晋东王夫妇早已呆了,再没想到路途所收的义女,竟然还有一副真面目,真面目竟然还是尧国皇后,这倒确实是贵人了,但贵到国外去了。

“君珂!”韦芷激动地嚷了几声,忽然安静下来,出神半晌,眼底浮现绝望之色,幽幽道,“你果然来了,你来和陛下……私会吗?”她斜盯着君珂死死掐住她脉门的手,凄凉地道,“你需要我给你让这个位置吗?那就拿去吧。”

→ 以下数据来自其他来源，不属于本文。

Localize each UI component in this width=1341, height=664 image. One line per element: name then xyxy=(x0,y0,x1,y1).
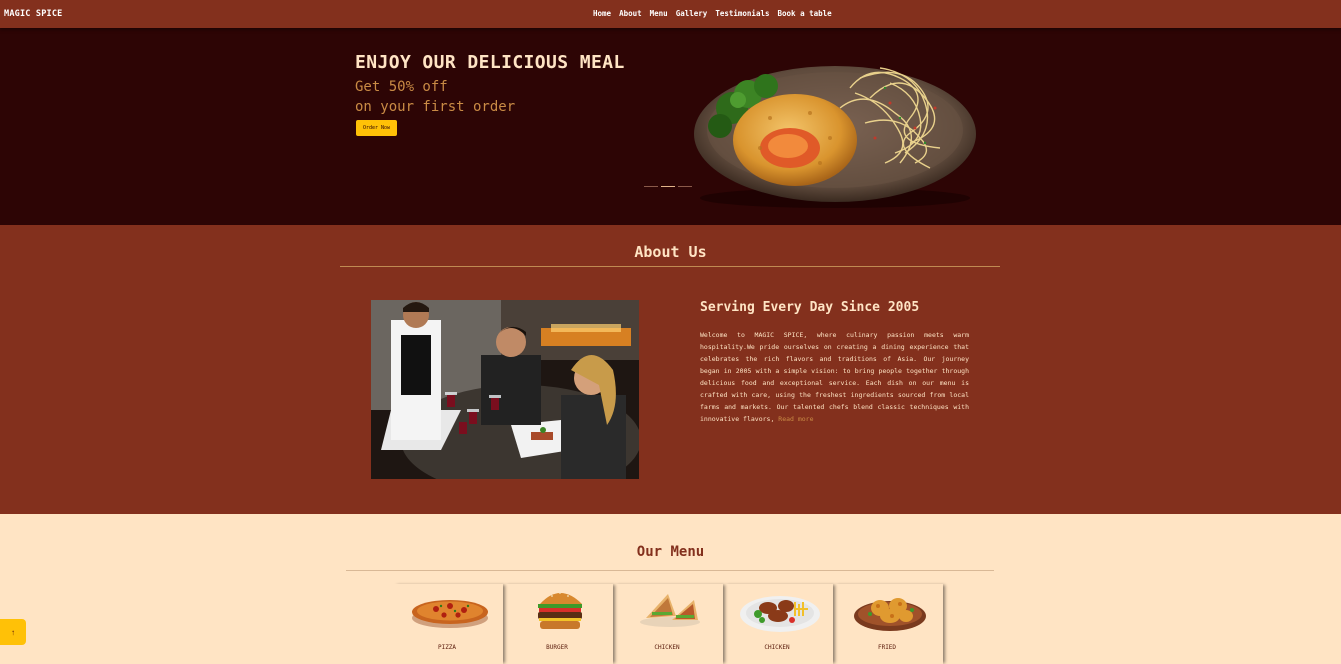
menu-card-label: PIZZA xyxy=(437,644,457,651)
nav-link-home[interactable]: Home xyxy=(593,9,611,18)
order-now-button[interactable]: Order Now xyxy=(356,120,397,136)
carousel-indicator-3[interactable] xyxy=(678,186,692,187)
menu-card-chicken-sandwich[interactable]: CHICKEN xyxy=(613,584,723,664)
chicken-platter-icon xyxy=(740,596,820,632)
menu-card-fried[interactable]: FRIED xyxy=(833,584,943,664)
hero-subtitle-line1: Get 50% off xyxy=(355,79,448,95)
menu-card-label: BURGER xyxy=(546,644,568,651)
nav-links: Home About Menu Gallery Testimonials Boo… xyxy=(593,9,832,18)
menu-card-chicken-platter[interactable]: CHICKEN xyxy=(723,584,833,664)
nav-link-book-table[interactable]: Book a table xyxy=(778,9,832,18)
navbar: MAGIC SPICE Home About Menu Gallery Test… xyxy=(0,0,1341,28)
brand-logo[interactable]: MAGIC SPICE xyxy=(4,9,63,19)
about-description: Welcome to MAGIC SPICE, where culinary p… xyxy=(700,329,969,425)
fried-chicken-icon xyxy=(854,598,926,631)
arrow-up-icon: ↑ xyxy=(11,627,15,637)
back-to-top-button[interactable]: ↑ xyxy=(0,619,26,645)
hero-plate-image xyxy=(694,66,976,208)
about-heading: Serving Every Day Since 2005 xyxy=(700,300,920,315)
menu-card-label: CHICKEN xyxy=(764,644,790,651)
menu-section: Our Menu PIZZA BURGER CHICKEN CHICKEN FR… xyxy=(0,514,1341,651)
burger-icon xyxy=(538,592,582,629)
menu-card-label: FRIED xyxy=(877,644,897,651)
about-body-text: Welcome to MAGIC SPICE, where culinary p… xyxy=(700,331,969,423)
about-divider xyxy=(340,266,1000,267)
hero-title: ENJOY OUR DELICIOUS MEAL xyxy=(355,52,625,73)
about-photo xyxy=(371,300,639,479)
nav-link-testimonials[interactable]: Testimonials xyxy=(715,9,769,18)
menu-divider xyxy=(346,570,994,571)
read-more-link[interactable]: Read more xyxy=(778,415,813,423)
nav-link-gallery[interactable]: Gallery xyxy=(676,9,708,18)
hero-carousel: ENJOY OUR DELICIOUS MEAL Get 50% off on … xyxy=(0,28,1341,225)
carousel-indicator-2[interactable] xyxy=(661,186,675,187)
carousel-indicator-1[interactable] xyxy=(644,186,658,187)
carousel-indicators xyxy=(644,186,692,187)
about-section: About Us Serving Every Day Since 2005 We… xyxy=(0,225,1341,514)
menu-categories: PIZZA BURGER CHICKEN CHICKEN FRIED xyxy=(393,584,943,664)
menu-card-label: CHICKEN xyxy=(654,644,680,651)
menu-title: Our Menu xyxy=(636,544,705,560)
nav-link-about[interactable]: About xyxy=(619,9,642,18)
nav-link-menu[interactable]: Menu xyxy=(650,9,668,18)
sandwich-icon xyxy=(640,594,700,627)
menu-card-burger[interactable]: BURGER xyxy=(503,584,613,664)
hero-subtitle-line2: on your first order xyxy=(355,99,516,115)
menu-card-pizza[interactable]: PIZZA xyxy=(393,584,503,664)
pizza-icon xyxy=(412,600,488,628)
about-title: About Us xyxy=(634,243,707,261)
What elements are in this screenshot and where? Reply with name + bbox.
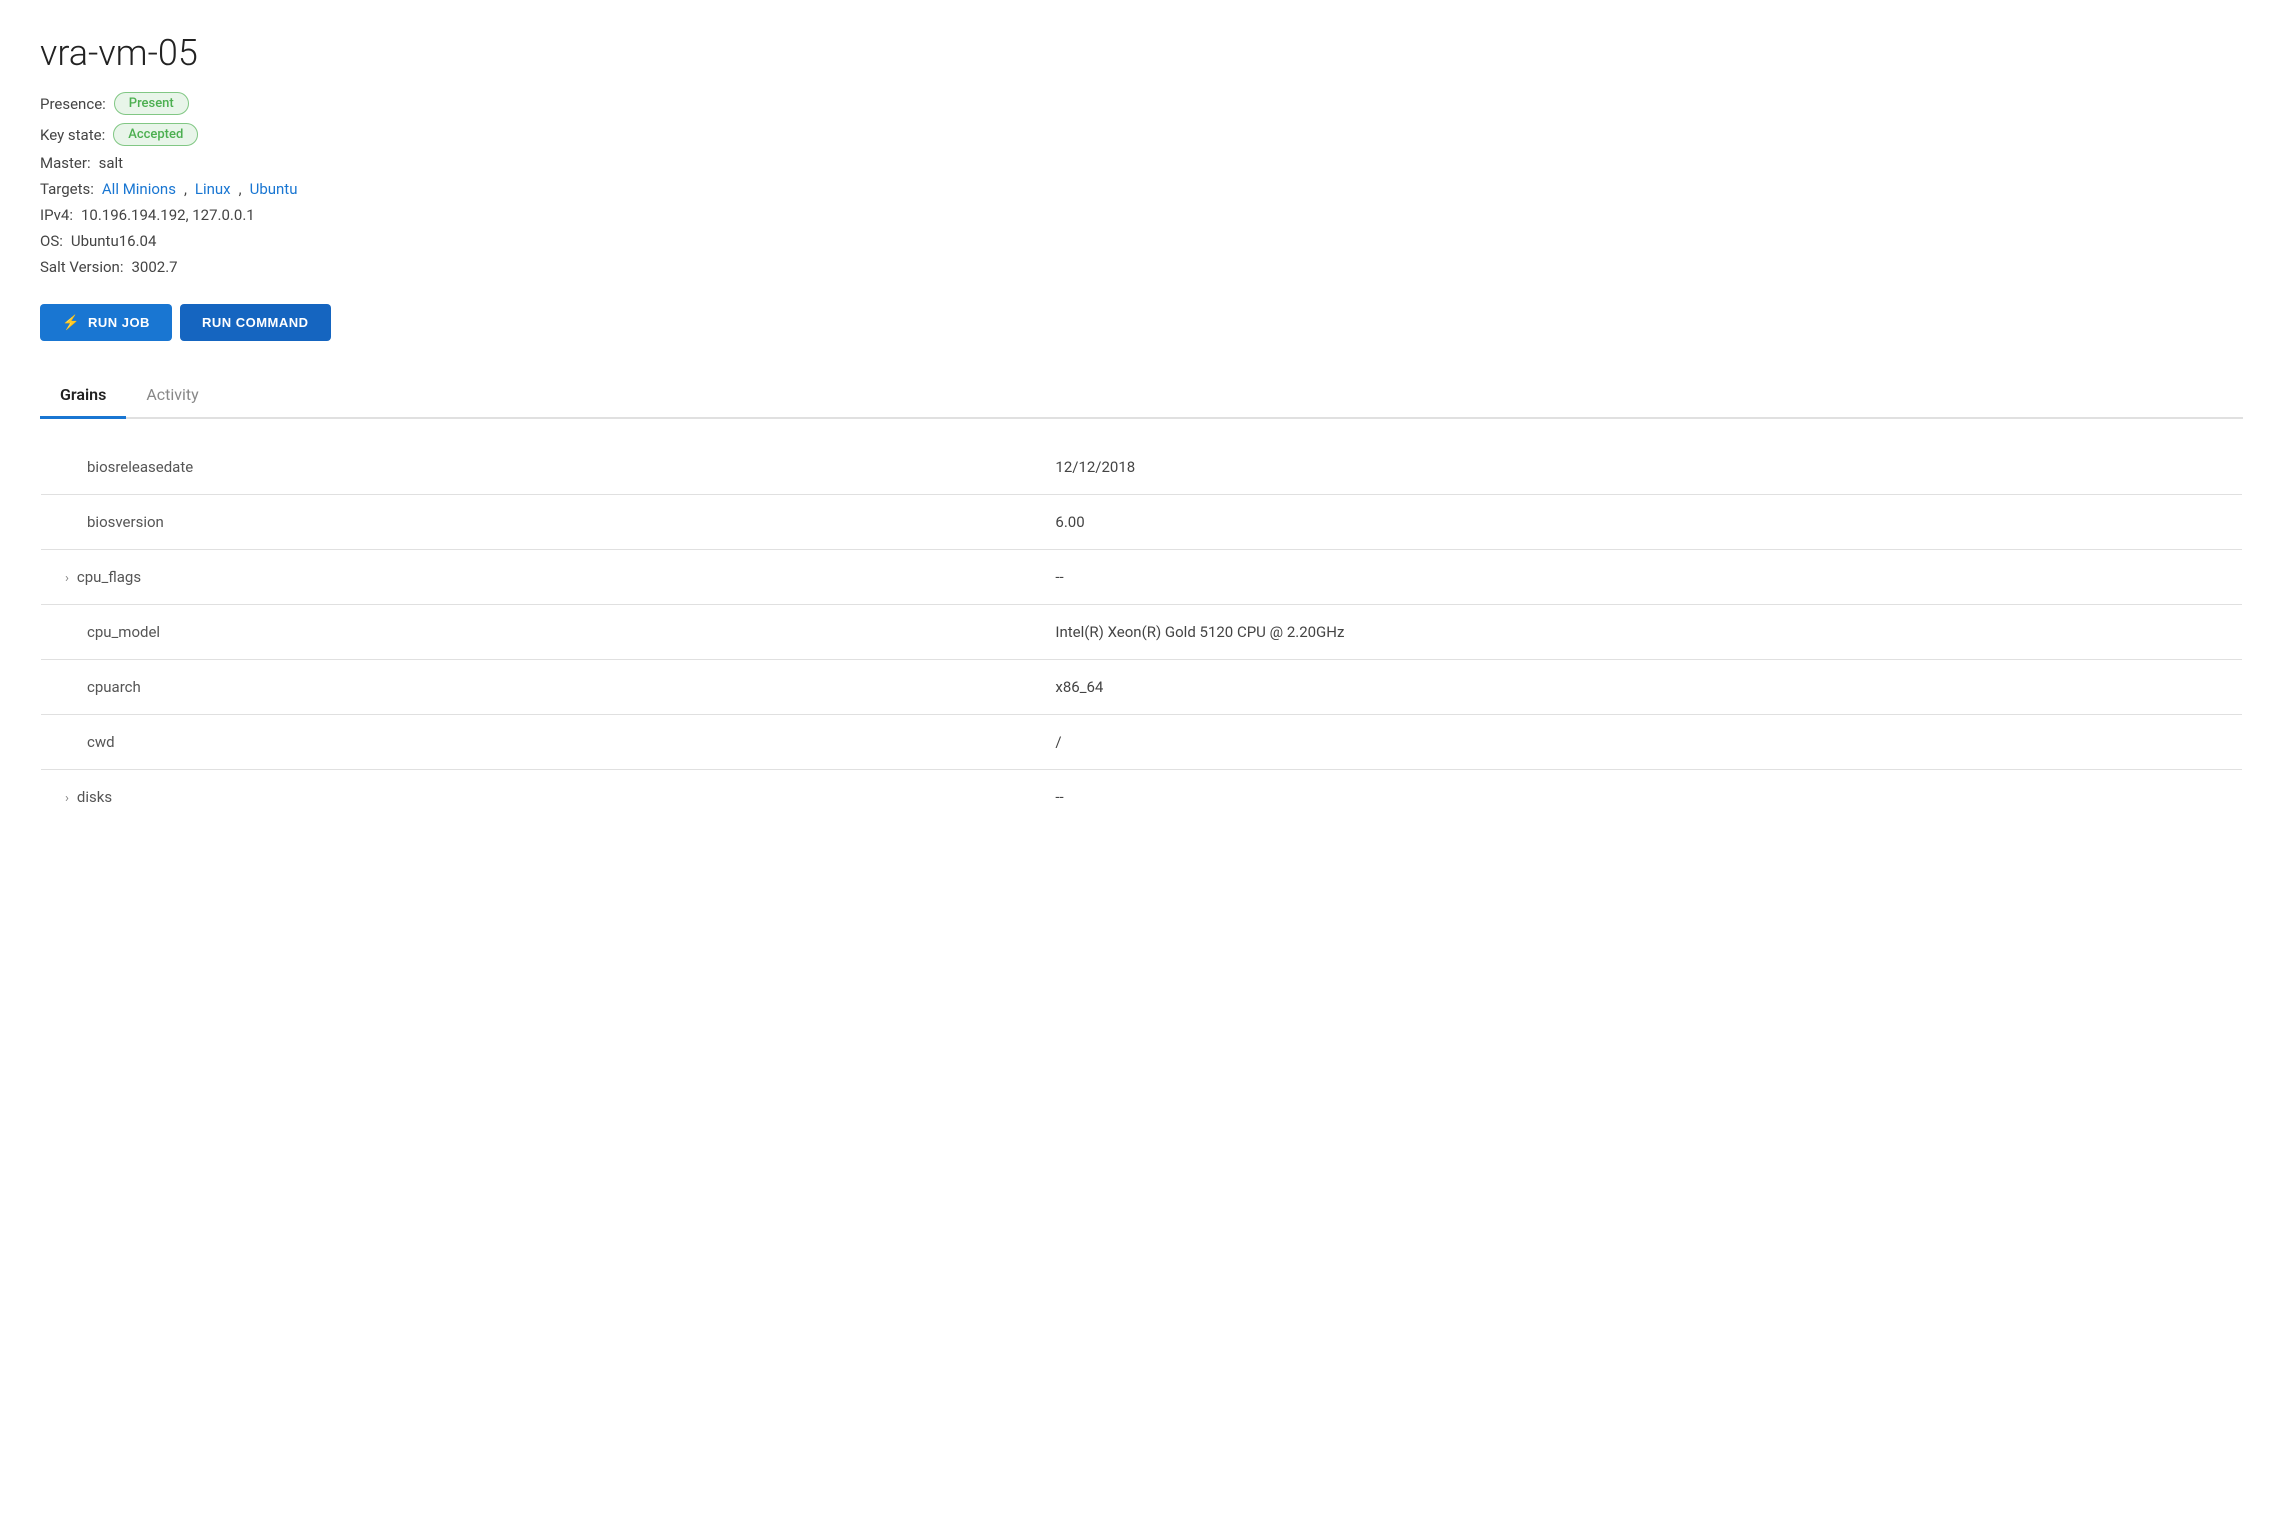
master-label: Master: xyxy=(40,154,91,172)
table-row: ›cpu_flags-- xyxy=(41,550,2243,605)
expand-icon[interactable]: › xyxy=(65,571,69,586)
grain-key: cwd xyxy=(41,715,1032,770)
grain-key: cpu_model xyxy=(41,605,1032,660)
action-buttons: ⚡ RUN JOB RUN COMMAND xyxy=(40,304,2243,341)
grain-value: / xyxy=(1031,715,2242,770)
master-value: salt xyxy=(99,154,123,172)
tab-grains[interactable]: Grains xyxy=(40,373,126,419)
grains-table: biosreleasedate12/12/2018biosversion6.00… xyxy=(40,439,2243,825)
run-job-label: RUN JOB xyxy=(88,315,150,330)
run-command-button[interactable]: RUN COMMAND xyxy=(180,304,331,341)
page-title: vra-vm-05 xyxy=(40,32,2243,74)
key-state-label: Key state: xyxy=(40,126,105,144)
grain-key: biosversion xyxy=(41,495,1032,550)
salt-version-row: Salt Version: 3002.7 xyxy=(40,258,2243,276)
presence-badge: Present xyxy=(114,92,189,115)
grain-key: ›disks xyxy=(41,770,1032,825)
target-linux[interactable]: Linux xyxy=(195,180,231,198)
grain-value: 6.00 xyxy=(1031,495,2242,550)
key-state-row: Key state: Accepted xyxy=(40,123,2243,146)
os-row: OS: Ubuntu16.04 xyxy=(40,232,2243,250)
tab-activity[interactable]: Activity xyxy=(126,373,218,419)
targets-label: Targets: xyxy=(40,180,94,198)
ipv4-value: 10.196.194.192, 127.0.0.1 xyxy=(81,206,255,224)
table-row: ›disks-- xyxy=(41,770,2243,825)
grain-value: 12/12/2018 xyxy=(1031,440,2242,495)
tab-bar: Grains Activity xyxy=(40,373,2243,419)
table-row: biosversion6.00 xyxy=(41,495,2243,550)
page-container: vra-vm-05 Presence: Present Key state: A… xyxy=(0,0,2283,1539)
grain-value: Intel(R) Xeon(R) Gold 5120 CPU @ 2.20GHz xyxy=(1031,605,2242,660)
key-state-badge: Accepted xyxy=(113,123,198,146)
target-ubuntu[interactable]: Ubuntu xyxy=(250,180,298,198)
grain-value: -- xyxy=(1031,550,2242,605)
salt-version-value: 3002.7 xyxy=(131,258,177,276)
os-value: Ubuntu16.04 xyxy=(71,232,157,250)
presence-label: Presence: xyxy=(40,95,106,113)
run-job-button[interactable]: ⚡ RUN JOB xyxy=(40,304,172,341)
presence-row: Presence: Present xyxy=(40,92,2243,115)
grain-key: ›cpu_flags xyxy=(41,550,1032,605)
ipv4-row: IPv4: 10.196.194.192, 127.0.0.1 xyxy=(40,206,2243,224)
os-label: OS: xyxy=(40,232,63,250)
master-row: Master: salt xyxy=(40,154,2243,172)
target-all-minions[interactable]: All Minions xyxy=(102,180,176,198)
grain-value: -- xyxy=(1031,770,2242,825)
grain-key: cpuarch xyxy=(41,660,1032,715)
table-row: cpu_modelIntel(R) Xeon(R) Gold 5120 CPU … xyxy=(41,605,2243,660)
run-command-label: RUN COMMAND xyxy=(202,315,309,330)
grain-value: x86_64 xyxy=(1031,660,2242,715)
table-row: biosreleasedate12/12/2018 xyxy=(41,440,2243,495)
table-row: cwd/ xyxy=(41,715,2243,770)
lightning-icon: ⚡ xyxy=(62,314,80,331)
targets-row: Targets: All Minions , Linux , Ubuntu xyxy=(40,180,2243,198)
grain-key: biosreleasedate xyxy=(41,440,1032,495)
salt-version-label: Salt Version: xyxy=(40,258,123,276)
table-row: cpuarchx86_64 xyxy=(41,660,2243,715)
ipv4-label: IPv4: xyxy=(40,206,73,224)
expand-icon[interactable]: › xyxy=(65,791,69,806)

这叫从何说起?君珂尴尬地笑了几声,也不敢看对面纳兰君让,轻轻道:“君珂重游故地,无意打扰,现在也不过想自保而已,只盼皇后娘娘送我出宫便好……”

“别来这么多有的没的。”韦芷根本无心听她解释,冷冷一笑道,“难怪如此对我,原来旧人回首,破镜重圆。君皇后……你休得花言巧语,你堂堂敌国之后,如果不是私下有协议,他为你大开方便之门,你如何敢入燕,敢孤身入燕宫?如今这凤藻宫,多了一个人,我识相,我给你们让位……”说完眼一闭,牙关狠狠一咬——

“不可——”

“韦芷!”

君珂惊呼在前,她就在韦皇后身侧,关注她一举一动,眼看这刚烈而绝望的少女,赫然要嚼舌自裁,惊得不顾一切,伸手往她嘴里一塞。

咯地一声牙齿狠狠撞上手背,尖利入骨,君珂痛得脸一皱——玩真的呀?这力道猪舌头也能咬碎了!

纳兰君让惊呼此时才到,他看到君珂如在梦中,茫然未及回神,目光一直在她身上,此时才反应过来发生了什么,震惊之下快步上前。

忽然身后有人笑道:“她是来和我私会的,韦皇后您实在想多了。”

那人笑着,看似不急不忙其实很快地走来,所经之处,呆在当地的晋东王夫妇砰然倒地,那人悠然从两人身上跨过,一弯身捡起地上纳兰君让掉落的长剑,稳步上前,轻轻巧巧刺向正背对他的纳兰君让后心。

------题外话------

忽觉应该可以更新,于是立更,没来得及预告,抱歉。

最近发生了一些事,让我觉得滋味复杂。周六那天凌晨开车,视线不清,险些被一辆大卡给挂了,惊魂稍定之后,觉得是该好好歇歇了,写作的路走到今天,也没什么心事不能了。这本书完结后,我将不再如前几本一样立即挖坑,以督促自己早日回来开文,继续与否,一切随缘。

发生的几件事中,还有件和月票有关,让我心寒。我崇尚一切竞争,但永不接受恶性竞争,更不接受包含背叛欺骗的恶性竞争,谁要想推翻我的信任,我便推翻她在我心里的存在,桂圆可责可骂可嘲可谑,但永不可欺。